İlgilenmek ve bilgilenmek isteyenler için,
Arşiv niteliğinde!
ben belgenin içeriğini kopyalıyorum
diyecektim ama geri sildim canım blogdaşlarım
niye diyeceksiniz ben böyle bir belge hiç okumamıştım tam milli his açıklamalarını kopyalıyor ve okuyordum ki islama karşı o sözler beni çok etti.
bilen varsa bu konularda detaylı fikri olan varsa özel olarak da konuşabiliriz beni bilgilendirsin ben Atatürkden böyle sözler çıktığını hiç bilmiyordum.
bir paragraf vereyim sadece...
Bunu atatürk yazmış hatta sağ üst köşede ve en son altta atatürkün ismini yazmışlar.kaldıki eğer böyle sözler sarfetmişse beynimde bir çeşit sorgulamalara gideceğim kendimce.
buyrun sadece azıcık bir paragraf paylaştım meyin 5 sayfalık falan
Türkler İslâm dinini kabul etmeden evvel de büyük bir millet idi. Bu dini kabul
ettikten sonra, bu din, ne Arapların, ne aynı dinde bulunan Acemlerin ve ne de
sairenin Türklerle birleşip bir millet teşkil etmelerine tesir etmedi. Bilâkis, Türk
milletinin millî bağlarını gevşetti; millî hislerini, millî heyecanını uyuşturdu. Bu pek
tabiî idi. Çünkü Muhammed'in kurduğu dinin gayesi, bütün milliyetlerin fevkinde,
şamil bir Arap milliyeti siyasetine müncer oluyordu. Bu Arap fikri, ümmet kelimesi
ile ifade olundu. Hz. Muhammed'in dinini kabul edenler, kendilerini unutmağa,
hayatlarını Allah kelimesinin, her yerde yükseltilmesine hasr etmeğe mecburdular.

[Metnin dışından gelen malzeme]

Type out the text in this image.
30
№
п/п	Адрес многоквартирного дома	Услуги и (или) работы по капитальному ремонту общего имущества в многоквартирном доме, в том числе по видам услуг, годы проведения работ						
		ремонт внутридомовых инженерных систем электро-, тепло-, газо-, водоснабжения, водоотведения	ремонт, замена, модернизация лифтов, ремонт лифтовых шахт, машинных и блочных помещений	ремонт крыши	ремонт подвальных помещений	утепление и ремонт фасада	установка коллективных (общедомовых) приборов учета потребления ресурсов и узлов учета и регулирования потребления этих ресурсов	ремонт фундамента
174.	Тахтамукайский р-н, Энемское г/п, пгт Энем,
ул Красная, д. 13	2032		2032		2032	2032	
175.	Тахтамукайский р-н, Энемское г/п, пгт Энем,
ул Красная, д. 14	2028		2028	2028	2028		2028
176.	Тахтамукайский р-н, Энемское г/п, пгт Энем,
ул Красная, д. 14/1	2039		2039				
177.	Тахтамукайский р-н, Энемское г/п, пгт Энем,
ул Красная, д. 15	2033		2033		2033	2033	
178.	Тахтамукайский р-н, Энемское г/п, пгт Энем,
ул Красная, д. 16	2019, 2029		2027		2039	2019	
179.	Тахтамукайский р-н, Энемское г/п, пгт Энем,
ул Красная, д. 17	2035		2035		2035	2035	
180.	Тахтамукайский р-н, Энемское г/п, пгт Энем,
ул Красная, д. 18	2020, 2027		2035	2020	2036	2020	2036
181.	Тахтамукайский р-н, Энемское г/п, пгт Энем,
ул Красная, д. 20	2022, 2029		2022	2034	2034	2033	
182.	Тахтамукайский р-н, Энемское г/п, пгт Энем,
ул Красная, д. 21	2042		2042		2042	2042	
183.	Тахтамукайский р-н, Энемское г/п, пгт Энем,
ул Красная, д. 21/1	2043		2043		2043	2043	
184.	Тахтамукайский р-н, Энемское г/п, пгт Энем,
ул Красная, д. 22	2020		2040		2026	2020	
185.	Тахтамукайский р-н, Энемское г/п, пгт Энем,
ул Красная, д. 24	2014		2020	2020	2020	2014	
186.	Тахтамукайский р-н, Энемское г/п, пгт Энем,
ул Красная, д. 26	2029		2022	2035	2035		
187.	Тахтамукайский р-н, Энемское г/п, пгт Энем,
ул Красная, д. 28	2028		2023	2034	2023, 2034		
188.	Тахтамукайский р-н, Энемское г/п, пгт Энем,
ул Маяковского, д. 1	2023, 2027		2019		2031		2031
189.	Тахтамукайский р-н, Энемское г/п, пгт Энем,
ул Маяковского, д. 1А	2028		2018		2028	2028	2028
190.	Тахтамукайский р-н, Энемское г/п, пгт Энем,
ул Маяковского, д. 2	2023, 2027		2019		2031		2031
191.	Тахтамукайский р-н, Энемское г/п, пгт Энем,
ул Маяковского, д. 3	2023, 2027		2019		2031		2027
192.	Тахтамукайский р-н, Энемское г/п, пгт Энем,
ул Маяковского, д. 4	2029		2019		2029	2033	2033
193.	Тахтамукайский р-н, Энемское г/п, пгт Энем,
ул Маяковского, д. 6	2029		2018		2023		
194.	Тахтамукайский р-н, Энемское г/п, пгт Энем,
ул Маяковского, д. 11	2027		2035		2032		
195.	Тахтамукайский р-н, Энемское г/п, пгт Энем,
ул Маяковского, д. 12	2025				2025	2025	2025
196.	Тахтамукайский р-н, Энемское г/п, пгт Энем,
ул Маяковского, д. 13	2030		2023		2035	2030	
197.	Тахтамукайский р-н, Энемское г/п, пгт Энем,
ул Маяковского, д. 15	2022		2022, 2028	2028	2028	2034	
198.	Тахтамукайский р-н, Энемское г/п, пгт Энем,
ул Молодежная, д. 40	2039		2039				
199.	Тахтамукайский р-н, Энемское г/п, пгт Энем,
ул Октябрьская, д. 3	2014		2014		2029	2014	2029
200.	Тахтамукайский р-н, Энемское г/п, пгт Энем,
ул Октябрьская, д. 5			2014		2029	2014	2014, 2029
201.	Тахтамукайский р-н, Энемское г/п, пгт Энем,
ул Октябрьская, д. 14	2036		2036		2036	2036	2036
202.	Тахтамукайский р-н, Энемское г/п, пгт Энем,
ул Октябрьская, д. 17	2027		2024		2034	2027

Bununla beraber, Allah'a kendi millî lisanında değil, Allah'ın Arap kavmine
gönderdiği Arapça kitapla ibadet ve münacatta bulunacaktı. Arapça öğrenmedikçe,
Allah'a ne dediğini bilemeyecekti. Bu vaziyet karşısında Türk milleti birçok asırlar,
ne yaptığını, ne yapacağını bilmeksizin, adeta bir kelimesinin manasını bilmediği
halde Kuranı ezberlemekten beyni sulanmış, hafızlara döndüler. Başlarına
geçebilmiş olan haris serdarlar, Türk milletince, karışık, cahil Hocalar ağziyle, ateş
ve azap ile müdhiş bir muamma halinde kalan, dini, hırs ve siyasetlerine alet ittihaz
ettiler. Bir taraftan Arapları zorla emirleri altına aldılar, bir taraftan Avrupa'da,
Allah kelimesinin ilası parolası altında, Hıristiyan milletlerini idareleri altına geçirdiler, fakat onların dinlerine ve milliyetlerine ilişmeyi düşünmediler. Ne onları
ümmet yaptılar ne onlarla birleşerek bir kuvvetli millet yaptılar. Mısır'da, belirsiz
bir adamı halifedir diye yok ettiler, hırkasıdır diye bir palaspareyi, hilâfet alâmeti
ve imtiyazı olarak altın sandıklara koydular; halife oldular. Gâh şarka, cenuba, gâh
garba veya her tarafa birden saldıra saldıra, Türk milletini Allah için, peygamber
için topraklarını, menfaatlerini, benliğini unutturacak, Allah'a mütevekkil kılacak
derin bir gaflet ve yorgunluk beşiğinde uyuttular. Millî duyguyu boğan, fani dünyaya
kıymet verdirmeyen, sefaletler, zaruretler, felâketler his olunmaya başlayınca, asıl
hakiki saadete öldükten sonra ahirette kavuşacağını va't ve temin eden dinî akîde
ve dinî his, millet uyandığı zaman onun şu acı hakikatı görmesine mani olamadı.